Day 3: Feel like I want to puke all day but can't. Just want to make it through work. Go home, make dinner, and puke. Feeling better that I have puked, the I continue to do so 2 more times. I then think I have an ulcer from all the meds I have been on, it makes perfect sense to me. I take some pepcid, and want my mommy.

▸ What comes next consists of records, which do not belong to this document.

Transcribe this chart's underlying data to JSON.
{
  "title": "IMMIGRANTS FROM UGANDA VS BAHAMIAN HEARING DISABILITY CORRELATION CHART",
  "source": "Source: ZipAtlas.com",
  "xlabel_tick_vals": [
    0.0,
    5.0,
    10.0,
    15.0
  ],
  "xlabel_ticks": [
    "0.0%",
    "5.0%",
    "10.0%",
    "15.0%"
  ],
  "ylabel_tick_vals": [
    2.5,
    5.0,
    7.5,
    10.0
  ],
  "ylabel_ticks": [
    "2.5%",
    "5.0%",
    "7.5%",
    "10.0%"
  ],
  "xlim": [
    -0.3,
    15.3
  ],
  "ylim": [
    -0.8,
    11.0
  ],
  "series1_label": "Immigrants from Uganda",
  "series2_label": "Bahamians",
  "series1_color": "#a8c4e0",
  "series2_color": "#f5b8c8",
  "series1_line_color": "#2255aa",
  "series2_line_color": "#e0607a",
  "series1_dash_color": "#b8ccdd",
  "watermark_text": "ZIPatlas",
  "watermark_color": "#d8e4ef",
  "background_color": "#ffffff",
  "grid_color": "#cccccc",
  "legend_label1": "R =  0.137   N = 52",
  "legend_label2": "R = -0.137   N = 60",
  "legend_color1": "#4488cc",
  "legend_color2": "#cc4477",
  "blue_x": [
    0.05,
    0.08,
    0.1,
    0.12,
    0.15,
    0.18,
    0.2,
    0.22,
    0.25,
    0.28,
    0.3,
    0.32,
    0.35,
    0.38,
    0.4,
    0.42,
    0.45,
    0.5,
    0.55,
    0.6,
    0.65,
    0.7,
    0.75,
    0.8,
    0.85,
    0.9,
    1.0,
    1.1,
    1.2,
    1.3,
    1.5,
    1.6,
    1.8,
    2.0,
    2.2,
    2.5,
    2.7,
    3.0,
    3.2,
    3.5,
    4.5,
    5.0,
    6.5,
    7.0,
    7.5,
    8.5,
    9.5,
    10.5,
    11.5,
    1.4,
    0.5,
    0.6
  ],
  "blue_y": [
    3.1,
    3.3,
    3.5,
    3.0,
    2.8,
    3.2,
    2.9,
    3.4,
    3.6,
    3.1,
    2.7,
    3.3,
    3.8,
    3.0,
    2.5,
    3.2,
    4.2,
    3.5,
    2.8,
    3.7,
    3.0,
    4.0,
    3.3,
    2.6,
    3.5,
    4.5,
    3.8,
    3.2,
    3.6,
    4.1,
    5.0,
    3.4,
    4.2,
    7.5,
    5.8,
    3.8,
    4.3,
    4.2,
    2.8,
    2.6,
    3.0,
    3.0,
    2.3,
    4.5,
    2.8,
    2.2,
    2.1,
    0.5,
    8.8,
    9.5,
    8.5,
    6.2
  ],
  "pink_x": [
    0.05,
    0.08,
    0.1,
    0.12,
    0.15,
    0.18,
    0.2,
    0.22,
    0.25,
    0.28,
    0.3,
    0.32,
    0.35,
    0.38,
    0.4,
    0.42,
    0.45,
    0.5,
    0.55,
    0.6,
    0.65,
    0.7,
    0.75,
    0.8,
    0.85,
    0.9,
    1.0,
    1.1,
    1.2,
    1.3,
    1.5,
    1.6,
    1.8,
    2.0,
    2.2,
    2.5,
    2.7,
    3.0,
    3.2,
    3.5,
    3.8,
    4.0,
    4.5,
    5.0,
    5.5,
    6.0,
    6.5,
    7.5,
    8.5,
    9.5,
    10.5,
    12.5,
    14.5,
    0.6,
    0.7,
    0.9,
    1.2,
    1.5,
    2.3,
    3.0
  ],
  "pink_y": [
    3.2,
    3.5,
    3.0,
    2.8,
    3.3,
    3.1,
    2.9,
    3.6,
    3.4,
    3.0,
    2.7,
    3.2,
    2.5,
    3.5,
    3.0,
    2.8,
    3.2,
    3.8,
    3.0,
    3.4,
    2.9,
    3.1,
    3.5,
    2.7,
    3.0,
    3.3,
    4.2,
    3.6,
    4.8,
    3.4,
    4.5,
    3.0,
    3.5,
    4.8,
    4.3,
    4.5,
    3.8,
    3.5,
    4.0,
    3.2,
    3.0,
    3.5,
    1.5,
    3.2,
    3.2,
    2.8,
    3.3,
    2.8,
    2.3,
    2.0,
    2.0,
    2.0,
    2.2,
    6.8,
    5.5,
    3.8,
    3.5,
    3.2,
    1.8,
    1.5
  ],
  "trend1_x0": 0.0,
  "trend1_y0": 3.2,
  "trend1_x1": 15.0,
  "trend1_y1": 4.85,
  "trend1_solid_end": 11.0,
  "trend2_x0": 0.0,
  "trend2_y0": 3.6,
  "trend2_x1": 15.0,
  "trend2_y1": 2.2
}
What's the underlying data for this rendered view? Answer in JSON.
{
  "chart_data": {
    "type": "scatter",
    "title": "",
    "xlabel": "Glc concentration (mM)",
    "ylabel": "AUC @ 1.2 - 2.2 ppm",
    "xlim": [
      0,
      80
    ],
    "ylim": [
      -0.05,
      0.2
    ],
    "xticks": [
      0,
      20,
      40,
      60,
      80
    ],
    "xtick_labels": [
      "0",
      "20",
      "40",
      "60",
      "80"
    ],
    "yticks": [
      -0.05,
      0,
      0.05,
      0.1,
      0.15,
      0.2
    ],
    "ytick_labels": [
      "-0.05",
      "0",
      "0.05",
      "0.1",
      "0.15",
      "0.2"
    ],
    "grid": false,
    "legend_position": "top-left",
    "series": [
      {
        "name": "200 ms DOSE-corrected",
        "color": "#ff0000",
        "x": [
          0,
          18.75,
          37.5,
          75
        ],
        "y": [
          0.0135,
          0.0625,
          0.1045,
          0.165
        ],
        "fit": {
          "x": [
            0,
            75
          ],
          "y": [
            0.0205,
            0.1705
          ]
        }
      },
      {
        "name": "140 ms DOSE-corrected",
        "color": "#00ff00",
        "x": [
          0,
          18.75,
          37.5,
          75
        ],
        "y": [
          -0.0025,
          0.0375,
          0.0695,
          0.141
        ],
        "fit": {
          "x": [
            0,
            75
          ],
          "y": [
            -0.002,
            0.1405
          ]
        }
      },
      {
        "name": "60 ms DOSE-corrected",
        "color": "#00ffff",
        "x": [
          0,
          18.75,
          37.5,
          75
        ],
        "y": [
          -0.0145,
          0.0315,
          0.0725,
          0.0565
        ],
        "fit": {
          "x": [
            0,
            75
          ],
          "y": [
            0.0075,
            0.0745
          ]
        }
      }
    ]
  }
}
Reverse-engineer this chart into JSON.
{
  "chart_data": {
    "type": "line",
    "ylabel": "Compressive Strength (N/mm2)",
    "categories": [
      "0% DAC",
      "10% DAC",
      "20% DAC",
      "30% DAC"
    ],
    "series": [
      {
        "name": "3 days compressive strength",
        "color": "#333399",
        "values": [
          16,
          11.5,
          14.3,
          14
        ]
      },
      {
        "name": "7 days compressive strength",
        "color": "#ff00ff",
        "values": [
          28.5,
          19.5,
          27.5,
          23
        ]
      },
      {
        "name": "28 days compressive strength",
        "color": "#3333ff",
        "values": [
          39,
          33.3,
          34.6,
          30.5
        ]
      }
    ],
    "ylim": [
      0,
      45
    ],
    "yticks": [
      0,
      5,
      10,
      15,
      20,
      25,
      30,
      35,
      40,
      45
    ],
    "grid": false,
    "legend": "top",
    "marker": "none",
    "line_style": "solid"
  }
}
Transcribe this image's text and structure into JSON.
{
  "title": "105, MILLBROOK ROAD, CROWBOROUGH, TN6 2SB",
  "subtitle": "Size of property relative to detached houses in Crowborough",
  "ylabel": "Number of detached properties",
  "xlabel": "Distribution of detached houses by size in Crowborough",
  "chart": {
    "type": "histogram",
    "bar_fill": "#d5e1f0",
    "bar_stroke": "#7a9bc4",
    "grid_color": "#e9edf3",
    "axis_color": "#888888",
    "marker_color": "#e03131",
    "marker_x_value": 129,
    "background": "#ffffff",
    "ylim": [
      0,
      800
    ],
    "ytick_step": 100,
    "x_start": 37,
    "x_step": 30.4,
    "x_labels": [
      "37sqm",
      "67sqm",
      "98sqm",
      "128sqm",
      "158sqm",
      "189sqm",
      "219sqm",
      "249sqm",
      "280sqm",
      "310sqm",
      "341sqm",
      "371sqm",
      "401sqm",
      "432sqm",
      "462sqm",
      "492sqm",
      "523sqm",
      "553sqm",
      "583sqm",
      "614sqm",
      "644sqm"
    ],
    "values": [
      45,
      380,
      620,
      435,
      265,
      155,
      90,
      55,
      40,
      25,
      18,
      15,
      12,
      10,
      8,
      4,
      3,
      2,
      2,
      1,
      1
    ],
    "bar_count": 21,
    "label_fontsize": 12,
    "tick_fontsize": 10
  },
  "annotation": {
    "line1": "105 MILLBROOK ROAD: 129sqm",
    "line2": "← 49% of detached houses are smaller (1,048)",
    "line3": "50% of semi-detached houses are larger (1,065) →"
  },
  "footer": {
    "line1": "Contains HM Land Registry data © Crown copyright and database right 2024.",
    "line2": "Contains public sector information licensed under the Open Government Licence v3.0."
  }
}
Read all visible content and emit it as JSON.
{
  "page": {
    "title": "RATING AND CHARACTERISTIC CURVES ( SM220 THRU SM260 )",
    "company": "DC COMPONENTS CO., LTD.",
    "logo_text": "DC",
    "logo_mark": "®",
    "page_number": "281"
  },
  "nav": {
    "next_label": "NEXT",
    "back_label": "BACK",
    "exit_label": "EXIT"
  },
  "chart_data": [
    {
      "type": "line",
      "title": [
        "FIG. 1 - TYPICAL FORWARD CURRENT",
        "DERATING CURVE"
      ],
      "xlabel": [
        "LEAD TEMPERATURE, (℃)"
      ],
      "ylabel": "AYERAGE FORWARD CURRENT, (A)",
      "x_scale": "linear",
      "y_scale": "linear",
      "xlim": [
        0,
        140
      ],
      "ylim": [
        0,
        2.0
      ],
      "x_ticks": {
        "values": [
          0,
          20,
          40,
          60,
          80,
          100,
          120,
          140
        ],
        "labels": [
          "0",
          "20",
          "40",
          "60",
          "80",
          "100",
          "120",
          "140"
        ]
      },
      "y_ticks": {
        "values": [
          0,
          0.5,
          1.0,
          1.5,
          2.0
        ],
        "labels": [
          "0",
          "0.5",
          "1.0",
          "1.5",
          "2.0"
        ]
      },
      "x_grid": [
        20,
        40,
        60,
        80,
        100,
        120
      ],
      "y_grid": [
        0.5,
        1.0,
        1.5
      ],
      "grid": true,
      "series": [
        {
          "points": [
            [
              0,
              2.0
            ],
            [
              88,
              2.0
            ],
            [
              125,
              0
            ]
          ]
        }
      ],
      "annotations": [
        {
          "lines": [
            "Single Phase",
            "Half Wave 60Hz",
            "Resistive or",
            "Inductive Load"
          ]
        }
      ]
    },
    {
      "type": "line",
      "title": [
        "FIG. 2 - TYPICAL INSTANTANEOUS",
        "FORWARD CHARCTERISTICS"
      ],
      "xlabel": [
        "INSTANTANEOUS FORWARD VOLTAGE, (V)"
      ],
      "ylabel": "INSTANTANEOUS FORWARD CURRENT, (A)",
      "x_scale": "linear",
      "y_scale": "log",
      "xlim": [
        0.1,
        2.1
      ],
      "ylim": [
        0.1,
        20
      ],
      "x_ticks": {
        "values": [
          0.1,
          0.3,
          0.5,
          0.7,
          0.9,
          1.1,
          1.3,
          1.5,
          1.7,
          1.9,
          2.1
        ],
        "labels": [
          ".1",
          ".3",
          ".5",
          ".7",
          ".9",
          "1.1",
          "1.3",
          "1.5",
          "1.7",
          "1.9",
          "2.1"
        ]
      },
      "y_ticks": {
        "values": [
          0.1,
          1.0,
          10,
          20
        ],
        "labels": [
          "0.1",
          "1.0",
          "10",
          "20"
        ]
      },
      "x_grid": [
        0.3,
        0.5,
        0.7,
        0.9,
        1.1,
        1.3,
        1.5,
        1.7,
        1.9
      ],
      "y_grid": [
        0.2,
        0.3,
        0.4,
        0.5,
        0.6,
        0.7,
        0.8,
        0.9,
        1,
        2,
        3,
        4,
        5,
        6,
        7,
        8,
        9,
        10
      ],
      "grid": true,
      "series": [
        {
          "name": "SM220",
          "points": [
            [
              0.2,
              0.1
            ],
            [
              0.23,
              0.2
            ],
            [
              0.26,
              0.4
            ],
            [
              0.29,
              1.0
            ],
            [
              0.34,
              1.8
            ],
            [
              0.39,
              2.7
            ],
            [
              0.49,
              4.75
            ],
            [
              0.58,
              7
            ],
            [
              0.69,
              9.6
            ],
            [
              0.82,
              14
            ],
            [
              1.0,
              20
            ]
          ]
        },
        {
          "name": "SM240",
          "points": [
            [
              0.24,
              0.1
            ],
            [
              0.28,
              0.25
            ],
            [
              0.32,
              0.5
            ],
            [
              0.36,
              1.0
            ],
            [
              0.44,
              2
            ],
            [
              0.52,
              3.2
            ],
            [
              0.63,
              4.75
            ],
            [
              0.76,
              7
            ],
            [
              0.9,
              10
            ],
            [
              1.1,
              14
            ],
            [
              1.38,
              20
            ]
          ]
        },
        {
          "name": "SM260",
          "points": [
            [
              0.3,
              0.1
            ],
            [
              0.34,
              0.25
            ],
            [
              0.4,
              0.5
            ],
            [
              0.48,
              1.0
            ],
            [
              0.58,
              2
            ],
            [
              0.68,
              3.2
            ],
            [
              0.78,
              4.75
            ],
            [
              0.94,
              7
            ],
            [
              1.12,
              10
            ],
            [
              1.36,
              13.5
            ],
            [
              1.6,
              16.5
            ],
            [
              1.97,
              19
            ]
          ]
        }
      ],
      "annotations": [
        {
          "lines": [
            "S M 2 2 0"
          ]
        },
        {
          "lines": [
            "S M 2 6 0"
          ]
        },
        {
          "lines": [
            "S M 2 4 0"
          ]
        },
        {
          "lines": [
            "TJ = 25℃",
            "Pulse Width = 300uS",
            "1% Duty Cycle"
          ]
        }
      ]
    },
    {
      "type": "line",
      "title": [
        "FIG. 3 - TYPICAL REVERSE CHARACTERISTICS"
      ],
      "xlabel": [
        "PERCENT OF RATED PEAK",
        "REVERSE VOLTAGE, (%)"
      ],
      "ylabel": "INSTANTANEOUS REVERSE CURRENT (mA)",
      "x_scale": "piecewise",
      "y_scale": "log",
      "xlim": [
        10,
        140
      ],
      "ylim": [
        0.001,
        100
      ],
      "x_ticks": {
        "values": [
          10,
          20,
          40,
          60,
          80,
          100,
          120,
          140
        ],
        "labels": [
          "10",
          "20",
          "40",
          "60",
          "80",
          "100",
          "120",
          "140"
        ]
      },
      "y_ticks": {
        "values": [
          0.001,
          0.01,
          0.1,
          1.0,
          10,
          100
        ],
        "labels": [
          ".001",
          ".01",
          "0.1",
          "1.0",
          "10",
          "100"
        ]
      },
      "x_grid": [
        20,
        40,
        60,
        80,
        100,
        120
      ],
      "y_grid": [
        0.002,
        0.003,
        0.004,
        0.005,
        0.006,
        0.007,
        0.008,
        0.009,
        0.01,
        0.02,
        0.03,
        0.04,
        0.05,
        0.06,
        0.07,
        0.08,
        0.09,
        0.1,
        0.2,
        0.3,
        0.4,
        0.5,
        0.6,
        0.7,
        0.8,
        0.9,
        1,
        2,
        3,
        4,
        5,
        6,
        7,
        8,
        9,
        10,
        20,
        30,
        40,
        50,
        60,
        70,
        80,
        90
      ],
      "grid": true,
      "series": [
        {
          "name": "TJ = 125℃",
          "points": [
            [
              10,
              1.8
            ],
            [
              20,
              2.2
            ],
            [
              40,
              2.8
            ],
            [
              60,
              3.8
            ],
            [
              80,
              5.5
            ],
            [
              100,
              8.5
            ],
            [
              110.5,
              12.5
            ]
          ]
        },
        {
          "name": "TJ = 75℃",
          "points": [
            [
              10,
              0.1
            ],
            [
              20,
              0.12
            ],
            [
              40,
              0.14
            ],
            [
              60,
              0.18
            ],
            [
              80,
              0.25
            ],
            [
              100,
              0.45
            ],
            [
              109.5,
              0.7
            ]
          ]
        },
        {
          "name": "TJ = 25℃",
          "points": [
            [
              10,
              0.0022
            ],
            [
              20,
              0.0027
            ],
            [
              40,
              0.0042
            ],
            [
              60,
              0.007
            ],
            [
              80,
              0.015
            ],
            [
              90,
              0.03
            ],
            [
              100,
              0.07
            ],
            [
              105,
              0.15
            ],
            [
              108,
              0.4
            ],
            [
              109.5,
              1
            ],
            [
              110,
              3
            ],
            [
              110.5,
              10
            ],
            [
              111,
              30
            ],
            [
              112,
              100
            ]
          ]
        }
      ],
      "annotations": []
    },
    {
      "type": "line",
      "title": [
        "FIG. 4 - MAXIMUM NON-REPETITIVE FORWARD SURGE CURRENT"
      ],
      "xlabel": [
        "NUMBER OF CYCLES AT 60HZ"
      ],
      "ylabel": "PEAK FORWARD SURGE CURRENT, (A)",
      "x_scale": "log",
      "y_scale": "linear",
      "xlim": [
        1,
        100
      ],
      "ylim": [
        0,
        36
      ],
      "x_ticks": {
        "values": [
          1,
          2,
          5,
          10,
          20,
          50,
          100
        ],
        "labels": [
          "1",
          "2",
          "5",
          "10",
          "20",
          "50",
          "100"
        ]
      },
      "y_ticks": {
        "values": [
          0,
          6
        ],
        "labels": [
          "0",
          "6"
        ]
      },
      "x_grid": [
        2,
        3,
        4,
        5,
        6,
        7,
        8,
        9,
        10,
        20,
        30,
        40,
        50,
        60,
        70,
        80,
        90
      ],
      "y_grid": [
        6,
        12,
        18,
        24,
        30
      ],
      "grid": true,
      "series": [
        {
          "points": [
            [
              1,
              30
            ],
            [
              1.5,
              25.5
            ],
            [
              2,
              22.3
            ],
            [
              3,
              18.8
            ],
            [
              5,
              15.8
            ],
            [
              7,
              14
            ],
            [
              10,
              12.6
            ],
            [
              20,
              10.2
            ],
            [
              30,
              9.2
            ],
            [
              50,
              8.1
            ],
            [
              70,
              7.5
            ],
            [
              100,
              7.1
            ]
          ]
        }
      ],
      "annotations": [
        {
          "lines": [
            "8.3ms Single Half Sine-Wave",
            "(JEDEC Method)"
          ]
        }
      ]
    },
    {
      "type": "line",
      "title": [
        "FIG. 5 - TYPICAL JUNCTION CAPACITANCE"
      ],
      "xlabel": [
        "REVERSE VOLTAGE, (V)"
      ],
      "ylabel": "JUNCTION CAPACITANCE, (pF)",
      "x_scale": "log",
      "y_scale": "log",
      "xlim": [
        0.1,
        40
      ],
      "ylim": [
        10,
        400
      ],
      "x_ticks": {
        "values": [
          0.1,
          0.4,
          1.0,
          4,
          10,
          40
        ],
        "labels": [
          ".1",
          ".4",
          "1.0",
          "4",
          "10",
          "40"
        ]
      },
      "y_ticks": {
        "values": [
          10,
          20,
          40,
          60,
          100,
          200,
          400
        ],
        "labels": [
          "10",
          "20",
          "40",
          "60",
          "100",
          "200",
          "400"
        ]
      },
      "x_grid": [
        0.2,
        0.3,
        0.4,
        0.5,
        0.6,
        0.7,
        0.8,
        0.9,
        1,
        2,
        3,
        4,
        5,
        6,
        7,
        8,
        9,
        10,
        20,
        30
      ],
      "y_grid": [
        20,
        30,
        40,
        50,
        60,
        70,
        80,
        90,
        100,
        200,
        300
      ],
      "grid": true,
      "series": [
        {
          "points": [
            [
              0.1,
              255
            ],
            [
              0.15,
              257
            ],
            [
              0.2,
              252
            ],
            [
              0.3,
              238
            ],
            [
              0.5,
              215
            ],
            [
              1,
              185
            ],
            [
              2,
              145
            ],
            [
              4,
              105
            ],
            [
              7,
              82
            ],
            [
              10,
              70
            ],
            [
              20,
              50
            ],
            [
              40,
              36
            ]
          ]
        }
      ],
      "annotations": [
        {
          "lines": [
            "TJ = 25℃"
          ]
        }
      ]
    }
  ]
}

Day 4: I feel like Hell and just want to stay in bed, but get up and go to work in a daze. I can't stop sweating. My son does not call me when school gets out. I get home and his backpack is not there, after calling all his friends and searching the neighborhood, am about ready to call the police. I forget my son has Science club after school, and pick him up 2 1/2 hours late.

Day 5: I talk to the medical insurance company on the phone asking them why it is going to cost me $1000.00 for an injection. I ream her out, then go in the bathroom at my work and cry for 1/2 hour just because I'm so petrified of going backinto the state of pain I was in before if I don't get the shot. Then I become the EXorsist child. Every thing is getting on my nerves. "IF ANOTHER FUCKING PERSON STEPS ANOTHER FUCKING FOOT INTO MY OFFICE I WILL KILL THEM, YOU GOT IT??" I yell at my most hated co-worker. I look at a bookeeping statement 10 times. Each time I read it I cannot retain it. It's driving me batty.

I leave the office and go into my car praying and smoking. (That's just all wrong in and of itself) Dear God, WHAT IS MY PROBLEM?? I am like the schizophrenic PMS'd crazed lunatic.

Finnally it Dawns on me, I have an a moment to myself and realized I am not really crazy after all...I am simply going through withdrawls. Ah ha. The light bulb goes off and I have my own Intervention in my car...must get help before I get fired and run over the next person who pisses me off.
My doc was sooooo coool. "Whats up Heidi" he says
"I'm a druggie" I say in return and we both laugh.

So I get some more drugs to help me through the drugs I was on so I don't kill my family. Great.

Latte'

Heidi

2 comments:

Champurrado said...

Hard stuff. All the same, congratulations for self analyzing through this. Don't be bashful about asking for assistance.

AlmightyHeidi said...

Thanks, feeling all beter now. It was just one week of hell.